The blogger was a creature of evil and cunning, a creature that didn’t care about petty rules and whether it was right or wrong to spend a slow afternoon at work composing a 1,500 word article on the ‘Scream’ trilogy – 1,500 words that alternated between incisive film writing and flippant sarcasm; 1,500 words that gave him great pleasure to write. An article he spent the afternoon anticipating uploading to the blogosphere along with a triptych of illustrative material.
An article he swiped from his “My Documents” folder at work and bunged onto a memory stick.

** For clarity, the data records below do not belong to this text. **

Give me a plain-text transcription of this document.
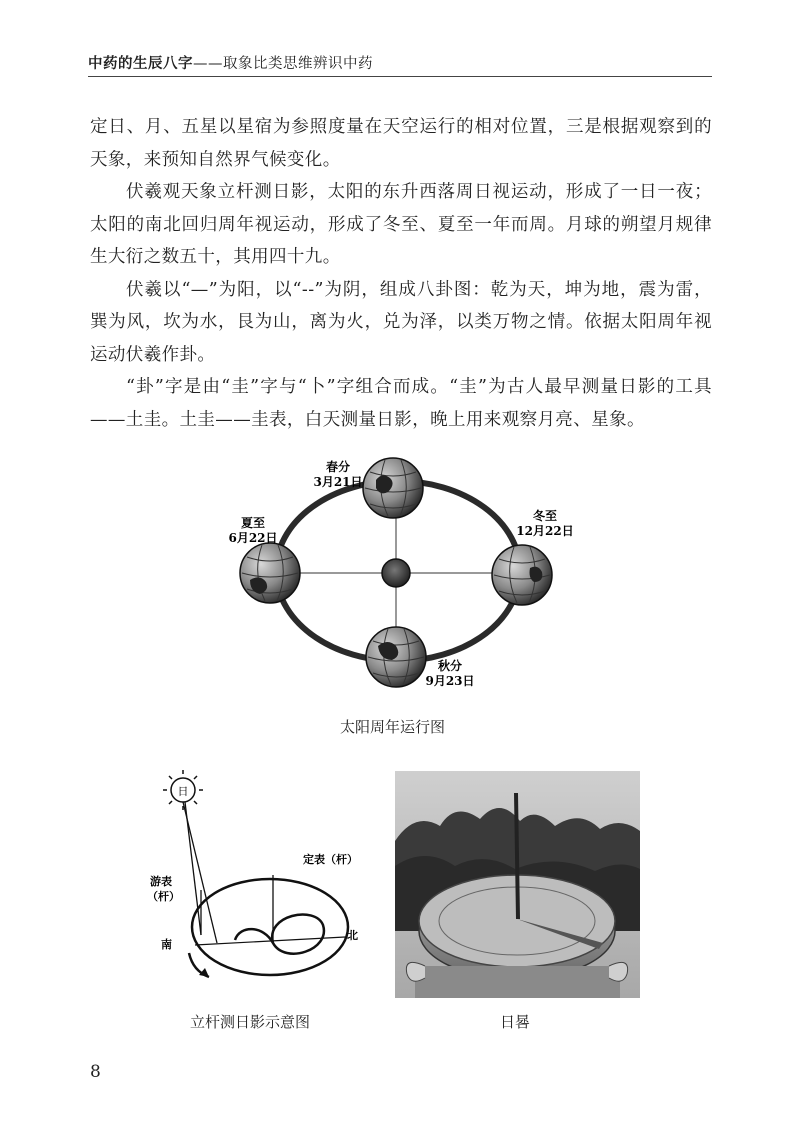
中药的生辰八字——取象比类思维辨识中药

定日、月、五星以星宿为参照度量在天空运行的相对位置，三是根据观察到的天象，来预知自然界气候变化。

伏羲观天象立杆测日影，太阳的东升西落周日视运动，形成了一日一夜；太阳的南北回归周年视运动，形成了冬至、夏至一年而周。月球的朔望月规律生大衍之数五十，其用四十九。

伏羲以“—”为阳，以“--”为阴，组成八卦图：乾为天，坤为地，震为雷，巽为风，坎为水，艮为山，离为火，兑为泽，以类万物之情。依据太阳周年视运动伏羲作卦。

“卦”字是由“圭”字与“卜”字组合而成。“圭”为古人最早测量日影的工具——土圭。土圭——圭表，白天测量日影，晚上用来观察月亮、星象。

春分
3月21日
夏至
6月22日
冬至
12月22日
秋分
9月23日
太阳周年运行图
日
定表（杆）
游表
（杆）
南
北
立杆测日影示意图	日晷
8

A memory stick that suffered a violent mishap between the dungeon and the crypt (sorry, I mean between work and home). A memory stick which is now as dead as a vampire with a garlic seasoned stake in its heart, a werewolf gut shot by a silver bullet and one in the head for good measure (“ba-da-bing, ya fockin’ lycanthrope mook”) or a zombie shot in the head, burned and had the piss taken out of it by Edgar Wright and Simon Pegg for good measure.
All of which wouldn’t be much of a big deal if it were simply a matter of going into work tomorrow, putting the article on the spare memory stick or emailing it to my home account, and posting it on The Agitation of the Mind a day later than scheduled.
Only …
Worried that the powers that be at work might be suspicious of his article-writing activities (our daemon blogger can’t post from work as the company’s server filters internet access to deny, amongst other things, “weblogs and social interaction”), a quick culling of non-work-related material was executed this afternoon.
If, by some deus ex machina, I didn’t send the ‘Scream’ trilogy article to cyberspace purgatory – or I can retrieve it – look out for it tomorrow. Otherwise, a wailing and a gnashing of teeth may be heard from chez Agitation as yours truly vents his spleen, blows his top, throws his toys out of the pram, gets it off his chest then sits down to rework the article from word go.
After all, T.E. Lawrence left the first draft (and his only copy) of ‘Seven Pillars of Wisdom’ on a train and promptly started re-writing that 700-page motherfucker from scratch, so what’s my excuse?